Colpa medica lieve: non è punibile neanche per negligenza o imprudenza.

Il giudice ha l'obbligo di accertare d'ufficio il grado della colpa del medico imputato di lesioni o omicidio colposi, che nella prestazione "incriminata" si sia attenuto a linee guida e buone pratiche accreditate dalla comunità scientifica.

Senza più distinzioni tra imperizia, negligenza e imprudenza

Per colpa grave. Solo per questa ragione può esser condannato un medico che, nell'esercizio della sua professione, abbia causato un fatto - reato di lesioni o di omicidio colposo; a patto, però, che si sia attenuto "a linee guida e buone pratiche accreditate dalla comunità scientifica".
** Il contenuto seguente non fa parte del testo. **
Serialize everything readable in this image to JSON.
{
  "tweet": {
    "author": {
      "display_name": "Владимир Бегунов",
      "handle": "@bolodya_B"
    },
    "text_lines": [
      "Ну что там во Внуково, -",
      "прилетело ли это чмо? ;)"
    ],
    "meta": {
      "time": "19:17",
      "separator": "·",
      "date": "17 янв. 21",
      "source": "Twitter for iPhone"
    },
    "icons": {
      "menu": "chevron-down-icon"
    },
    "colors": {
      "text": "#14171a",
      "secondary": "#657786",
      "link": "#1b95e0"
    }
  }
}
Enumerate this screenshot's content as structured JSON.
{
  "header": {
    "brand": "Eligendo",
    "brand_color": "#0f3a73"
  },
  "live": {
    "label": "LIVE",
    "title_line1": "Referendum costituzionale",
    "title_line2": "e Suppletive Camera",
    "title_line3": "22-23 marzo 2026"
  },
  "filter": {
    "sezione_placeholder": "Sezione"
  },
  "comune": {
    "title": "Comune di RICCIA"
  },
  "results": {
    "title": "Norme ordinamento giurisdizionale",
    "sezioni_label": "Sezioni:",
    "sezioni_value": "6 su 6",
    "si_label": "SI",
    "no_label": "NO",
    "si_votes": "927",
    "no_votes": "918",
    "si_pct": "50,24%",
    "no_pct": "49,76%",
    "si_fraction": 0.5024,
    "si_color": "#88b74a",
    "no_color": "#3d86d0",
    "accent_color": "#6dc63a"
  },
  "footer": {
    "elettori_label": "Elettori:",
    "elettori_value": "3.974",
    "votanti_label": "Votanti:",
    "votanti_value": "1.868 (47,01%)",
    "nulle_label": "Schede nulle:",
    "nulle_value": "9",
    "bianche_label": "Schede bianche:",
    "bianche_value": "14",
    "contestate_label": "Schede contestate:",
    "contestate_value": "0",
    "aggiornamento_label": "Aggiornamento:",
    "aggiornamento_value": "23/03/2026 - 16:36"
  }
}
Ma soprattutto, in tal caso, non risponderà penalmente di quel fatto sia che l'errore commesso attenga all'ambito della perizia, che anche a quello della diligenza e della prudenza (le tre figure della colpa).
Sono questi alcuni tra i più significativi principi di diritto affermati dalla Corte di Cassazione in una recente, nodale sentenza (Cass. pen. Sez. IV, Sent. - ud. 11-05-2016 - 06-06-2016, n. 23283).medici-cattolica
E' quella citata per ultima, in realtà, la novità più rilevante del provvedimento in questione: l'allargamento della portata "scusante" delle linee guida e buone pratiche anche agli errori, determinati da colpa lieve, commessi per imprudenza o negligenza.
Prima di questa sentenza della Suprema Corte, infatti, posizione consolidata della giurisprudenza (anche della stessa Cassazione) era quella per la quale gli unici errori medici "assolvibili" in forza della nota legge n. 189\2012, art. 3, erano quelli commessi per imperizia.

Una vera e propria abolizione di reati.

Insomma, quella in commento è una vera e propria norma abolitrice di reati, per quanto parziale; più precisamente, gli illeciti penali che vengono aboliti sono quelli di lesioni e omicidio colposi commessi da soggetti esercenti la professione sanitaria nell'atto della loro funzione, a condizione che, come già ricordato, gli stessi fatti siano commessi con colpa lieve e il medico, nella prestazione "incriminata", si sia attenuto alle citate linee guida e buone pratiche.

Per il futuro. Ma anche per il passato.

L'ultima conseguenza di questo assunto sancita dal Supremo Collegio nella sentenza in esame riguarda i processi in corso alla data di entrata in vigore della legge.
Anche in tal caso, l'affermazione di diritto è rilevantissima: "nei procedimenti pendenti alla data di entrata in vigore della L. n. 189 del 2012, art. 3, relativi ad ipotesi di omicidio o lesioni colpose ascritte all'esercente la professione sanitaria, [....] occorre procedere d'ufficio all'accertamento del grado della colpa, giacché le condotte qualificate da colpa lieve sono divenute penalmente irrilevanti."
In pratica, sancisce la Corte di legittimità, da questo momento diventa obbligo del giudice accertare d'ufficio se il medico imputato abbia, in ipotesi, commesso il fatto con colpa lieve o grave, poiché da questo può dipendere l'affermazione di responsabilità penale o meno dello stesso professionista.
Questo tipo di accertamento il giudicante dovrà effettuarlo con riferimento a fatti commessi dopo l'entrata in vigore della legge n. 189; ma anche in merito a fatti consumati prima, per il fondamentale principio del nostro codice penale per il quale "nessuno può essere punito per un fatto che, secondo una legge posteriore, non costituisce reato."

In conclusione

E' una sentenza destinata a far discutere; ma ha, dalla sua, di sicuro, serie ragioni, di diritto e di fatto, sulle quali non è il caso di soffermarsi in questa sede.
In ogni caso, questo è oggi lo stato dell'arte giuridica della responsabilità medica di natura penale.
E con questo bisognerà misurarsi nelle, spesso drammatiche, questioni che, in questa materia, occupano i ruoli d'udienza delle aule di giustizia penale.